I arrived about 11am at Austin City Hall for the #OccupyAustin event. The occupiers numbered about 300. There were about 5 news trucks from local Austin media who were browsing the crowd for interesting looking characters to interview. The APD was also out in force. After exchanging several emails last night with “organizers” (my word) I was most curious to see how organized this group actually was. I spoke to “Ronny” after watching him address the crowd about the 3pm General Assembly. He said they are still working on an actual structure but they have formed committees that cover increasingly specific issues conducted by moderators and all decisions are reached by consensus. He handed me a print out of what had come of the first General Assembly held just a few days ago. It described the procedures, the structure of “facilliation teams”, hand signals for communications and an introduction to their purpose. It begins:
As a group we have decided to take n the form of Occupy Wall Street movement to have all planning and activities (from the logistics of the operation of the occupation to the planning of activities) take place through committees. The General Assembly is a gathering for these committees to report back to the group as a whole on their progress and receive consensus approval to move forward with activities that affect the occupation as a whole.

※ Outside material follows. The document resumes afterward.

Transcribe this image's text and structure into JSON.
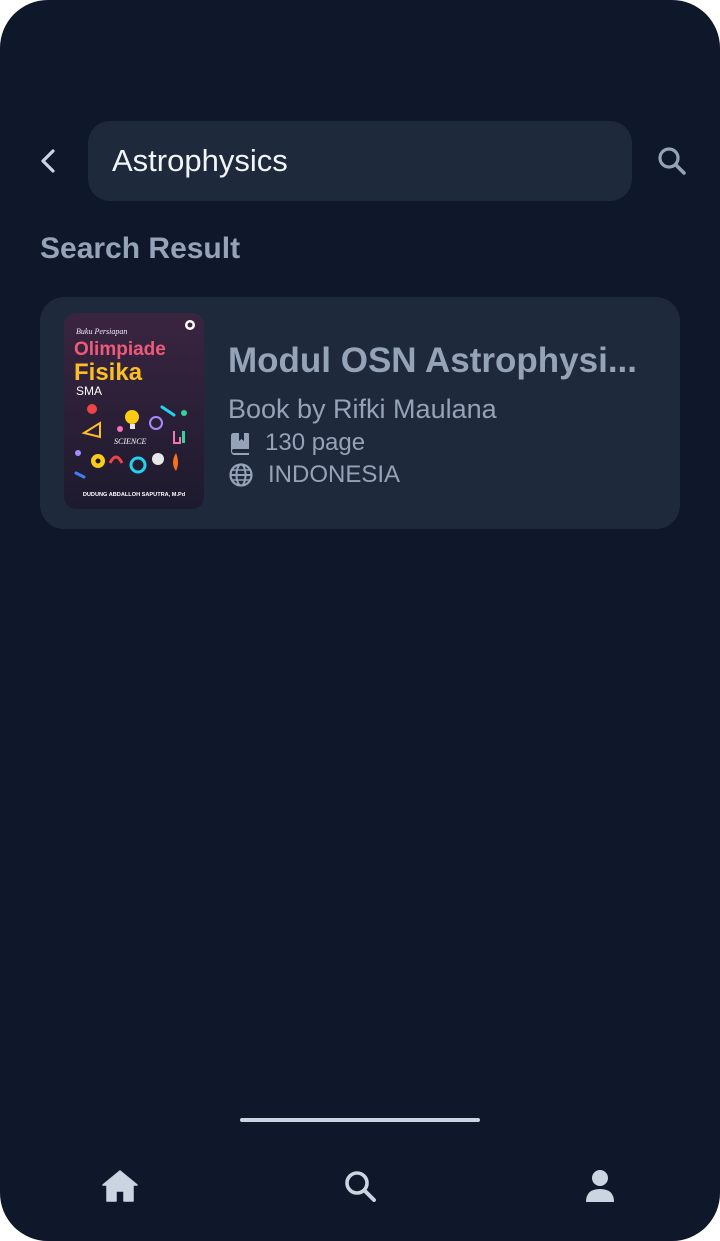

I asked about the trouble of “representing” a group that claims no leader and he acknowledged the obvious problem. Just minutes before a young woman with an Occupy Austin media pass addressed the crowd over a document being circulated that was not “approved” by the general assembly. You could immediately since her frustration as she was met with grumbles and comments from people who wanted to make it clear no one spoke for them.

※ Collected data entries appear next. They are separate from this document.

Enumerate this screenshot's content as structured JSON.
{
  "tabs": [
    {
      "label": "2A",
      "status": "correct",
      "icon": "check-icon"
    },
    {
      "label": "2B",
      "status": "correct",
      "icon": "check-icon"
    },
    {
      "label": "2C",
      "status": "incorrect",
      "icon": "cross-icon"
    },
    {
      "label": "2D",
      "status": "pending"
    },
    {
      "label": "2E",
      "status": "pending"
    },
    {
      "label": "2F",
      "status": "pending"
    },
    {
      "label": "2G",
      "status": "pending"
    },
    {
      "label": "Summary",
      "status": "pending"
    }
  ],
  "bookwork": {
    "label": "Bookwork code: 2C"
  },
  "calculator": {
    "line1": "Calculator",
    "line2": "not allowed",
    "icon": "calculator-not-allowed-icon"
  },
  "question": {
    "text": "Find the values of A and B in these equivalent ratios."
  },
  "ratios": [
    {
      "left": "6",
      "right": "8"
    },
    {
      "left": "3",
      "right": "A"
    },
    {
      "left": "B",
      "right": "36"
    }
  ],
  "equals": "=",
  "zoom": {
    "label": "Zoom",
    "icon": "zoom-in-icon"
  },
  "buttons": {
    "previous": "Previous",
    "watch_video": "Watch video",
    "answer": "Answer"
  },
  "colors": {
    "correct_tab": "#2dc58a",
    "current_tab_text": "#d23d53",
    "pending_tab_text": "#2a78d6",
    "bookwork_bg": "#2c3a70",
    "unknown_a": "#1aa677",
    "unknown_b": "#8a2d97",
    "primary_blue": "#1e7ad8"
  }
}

My main issue with any protest movement is a lack of, whats referred to in the organizing world as, “action items”. Ronny assured me that each assembly ends with action items drawn from consensus. Tomorrow Oct. 7th they will march to Bank of America and ask customers to switch to a local credit union instead of supporting corporate banks. Another speaker suggested shopping at farmers’ markets and keeping money within the community. I think as long as the group stays flexible and organic enough to absorb the general discontent of Wall Street it can maintain successful less they fall in the trap of alienation by affiliation.